Racconti brevemente il successo appena avuto a Pinerolo
Sono particolarmente grato ad Angelica Frassetto, Presidente e Responsabile dell’ “ Impresa lirica Francesco Tamagno” di Torino, di aver creduto sempre in me come regista. “La traviata” di Pinerolo che è il mio quinto approccio registico con quest’opera, affrontata già a Seoul con una grande protagonista come Mariella D’Elia è il coronamento di questo splendido sodalizio con l’impresa “Tamagno” con cui ho già collaborato nelle stagioni passate, con ben due produzioni di “Il Barbiere di Siviglia” e una “Boheme” realizzata proprio a Pinerolo. Questa mia ultima produzione di Traviata, ha portato a maturazione la mia visione registica del capolavoro Verdiano e mi ha molto gratificato particolarmente per l’ottimo risultato raggiunto da un gruppo di giovani cantanti nel quale hanno spiccato i tre protagonisti, Valentina Iannone (Violetta), Giuseppe Raimondo (Alfredo), Nicola Ziccardi (Giorgio Germont), tutti provenienti dall’opera studio dal Teatro Goldoni di Livorno che io dirigo da bene venitsei anni.

Sia a Pinerolo che a Belgrado ha avuto ed ha  come collaboratore Matteo Anselmi che sembra essere ammaliato dal mondo della lirica. Un commento su Matteo?
La mia collaborazione con Matteo è stata uno dei momenti più felici di questa produzione di Pinerolo.
Ho instaurato con lui un bel sodalizio, che mi ha spinto a riconfermarlo a Belgrado e per altri miei futuri progetti registici. È un bravo attore che ama la lirica e per me questo è molto importante, perché il suo lavoro costituisce un supporto prezioso per ripulire la recitazione degli artisti e il contributo scenico del coro.

Ci saranno altri progetti insieme?
Il più sicuro e imminente è un nuovo “Macbeth” Verdiano, in liguria nel presitgioso “Teatro civico” di La Spezia. Bollono in pentola altri progetti estivi in Abruzzo e in Veneto.

Quali novità al Teatro Goldoni di Livorno?
Il Teatro Goldoni di Livorno da circa un anno è un’ autentica fucina di idee e di progetti, grazie all’arrivo del mio nuovo direttore generale, attore e regista Marco Leone. Marco crede molto nel teatro come laboratorio, ha sostenuto la mia idea di fare di Livorno, città natale di Pietro Mascagni, un punto di riferimento per la produzione delle opere del musicista Livornese e dei coevi operisti della scuola verista. Tra i fiori all’occhiello dell’attuale stagione, la nascita di un nuovo progetto di alta formazione denominato Verismo Opera Studio, siglato da una docente di grande presitgio quale il noto soprano friulano Fiorenza Cedolins, una nuova produzione di “Flauto Magico” di Mozart, firmata dal grande uomo di teatro britannico Lindsay Kemp, artista totale e un imminente nuova produzione di “Manon Lescaut” di Puccini affidata ad un giovane e talentuoso regista italiano, il romano Lev Pugliese, che punterà su una rilettura in chiave onirica e virtuale della splendida partitura Pucciniana che ebbe la luce a Torino nel 1893.

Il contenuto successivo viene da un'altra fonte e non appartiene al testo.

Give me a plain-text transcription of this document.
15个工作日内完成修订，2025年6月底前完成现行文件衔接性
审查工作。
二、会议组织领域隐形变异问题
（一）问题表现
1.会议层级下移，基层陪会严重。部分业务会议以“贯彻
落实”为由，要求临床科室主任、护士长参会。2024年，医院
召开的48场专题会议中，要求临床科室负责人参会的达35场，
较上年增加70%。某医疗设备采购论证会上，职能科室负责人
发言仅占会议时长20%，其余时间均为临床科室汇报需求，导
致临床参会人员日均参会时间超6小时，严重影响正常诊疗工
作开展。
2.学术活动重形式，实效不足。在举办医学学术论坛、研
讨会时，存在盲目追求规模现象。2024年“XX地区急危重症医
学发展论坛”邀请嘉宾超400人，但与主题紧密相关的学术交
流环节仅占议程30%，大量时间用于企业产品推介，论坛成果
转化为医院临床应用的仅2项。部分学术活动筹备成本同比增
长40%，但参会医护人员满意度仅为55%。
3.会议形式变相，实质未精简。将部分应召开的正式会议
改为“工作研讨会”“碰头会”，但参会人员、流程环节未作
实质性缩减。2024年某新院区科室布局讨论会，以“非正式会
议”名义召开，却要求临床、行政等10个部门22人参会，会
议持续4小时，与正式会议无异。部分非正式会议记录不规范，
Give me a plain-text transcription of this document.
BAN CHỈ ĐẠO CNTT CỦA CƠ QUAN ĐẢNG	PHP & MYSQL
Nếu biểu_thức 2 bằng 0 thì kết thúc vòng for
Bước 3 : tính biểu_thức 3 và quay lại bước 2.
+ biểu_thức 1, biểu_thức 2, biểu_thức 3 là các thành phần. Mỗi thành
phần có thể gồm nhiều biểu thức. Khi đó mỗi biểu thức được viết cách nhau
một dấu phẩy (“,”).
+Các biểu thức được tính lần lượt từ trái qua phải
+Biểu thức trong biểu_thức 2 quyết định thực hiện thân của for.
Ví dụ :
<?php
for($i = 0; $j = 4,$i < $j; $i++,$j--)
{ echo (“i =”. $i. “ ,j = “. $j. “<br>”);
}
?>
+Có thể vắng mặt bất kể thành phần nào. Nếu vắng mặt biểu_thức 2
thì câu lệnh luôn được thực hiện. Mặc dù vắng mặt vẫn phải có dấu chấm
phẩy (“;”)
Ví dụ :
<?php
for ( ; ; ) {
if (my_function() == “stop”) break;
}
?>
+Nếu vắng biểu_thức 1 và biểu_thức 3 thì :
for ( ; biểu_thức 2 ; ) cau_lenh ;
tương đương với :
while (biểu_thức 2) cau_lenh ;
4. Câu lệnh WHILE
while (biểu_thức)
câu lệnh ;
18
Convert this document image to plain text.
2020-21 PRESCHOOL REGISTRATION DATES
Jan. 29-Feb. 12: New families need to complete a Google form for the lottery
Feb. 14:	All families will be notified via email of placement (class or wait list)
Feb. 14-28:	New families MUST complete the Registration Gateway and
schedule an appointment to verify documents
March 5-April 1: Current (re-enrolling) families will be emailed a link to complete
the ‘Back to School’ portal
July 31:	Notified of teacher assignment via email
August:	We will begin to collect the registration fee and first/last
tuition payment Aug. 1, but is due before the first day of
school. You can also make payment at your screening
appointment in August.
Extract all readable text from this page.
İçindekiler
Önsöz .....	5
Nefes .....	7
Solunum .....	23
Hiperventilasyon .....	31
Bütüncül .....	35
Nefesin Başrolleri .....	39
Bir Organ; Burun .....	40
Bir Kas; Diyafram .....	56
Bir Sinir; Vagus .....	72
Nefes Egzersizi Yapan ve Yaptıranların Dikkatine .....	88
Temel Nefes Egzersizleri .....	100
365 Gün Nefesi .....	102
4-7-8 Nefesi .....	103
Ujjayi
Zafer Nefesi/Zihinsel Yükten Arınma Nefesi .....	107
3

Quali sono i sogni nel cassetto , professionalmente parlando?

Tra le mie aspirazioni come regista d’opera, tre titoli che naturalmente non ho mai affrontato, “Adriana Lecovreur” di Cilea, un titolo che amo particolarmente e che ho avuto la possibilità di vedere in teatro con una delle più grandi interpreti novecentesche del ruolo, Raina Kapaivanska e in anni più recenti con un’altra straordinaria cantante-attrice, Fiorenza Cedolins la cui grande carriera ha preso il volo proprio da Livorno. Un altro mio sogno nel cassetto è dirigere un grande teatro all’estero, in Germania o in un paese dell’est europeo. Perché credo molto nella formula del teatro d’opera di repertorio, aperto quasi tutte le sere come servizio culturale nei confronti della città: formula che potrebbe essere un toccasana per la grave crisi che sta attraversando il teatro d’opera e lo spettacolo in generale.

 Se dovesse spiegare in poche parole a chi è profano come si snocciola la regia di un’opera cosa racconterebbe?
A mio avviso, il lavoro di un regista d’opera è essenzialmente quello di raccontare nel modo più moderno e avvincente il plot spesso inverosimile e complicato del melodramma, lavorando sulla psicologia dei personaggi e soprattutto, sulla drammaturgia. Poiché l’opera pur essendo fatta di musica è soprattutto teatro.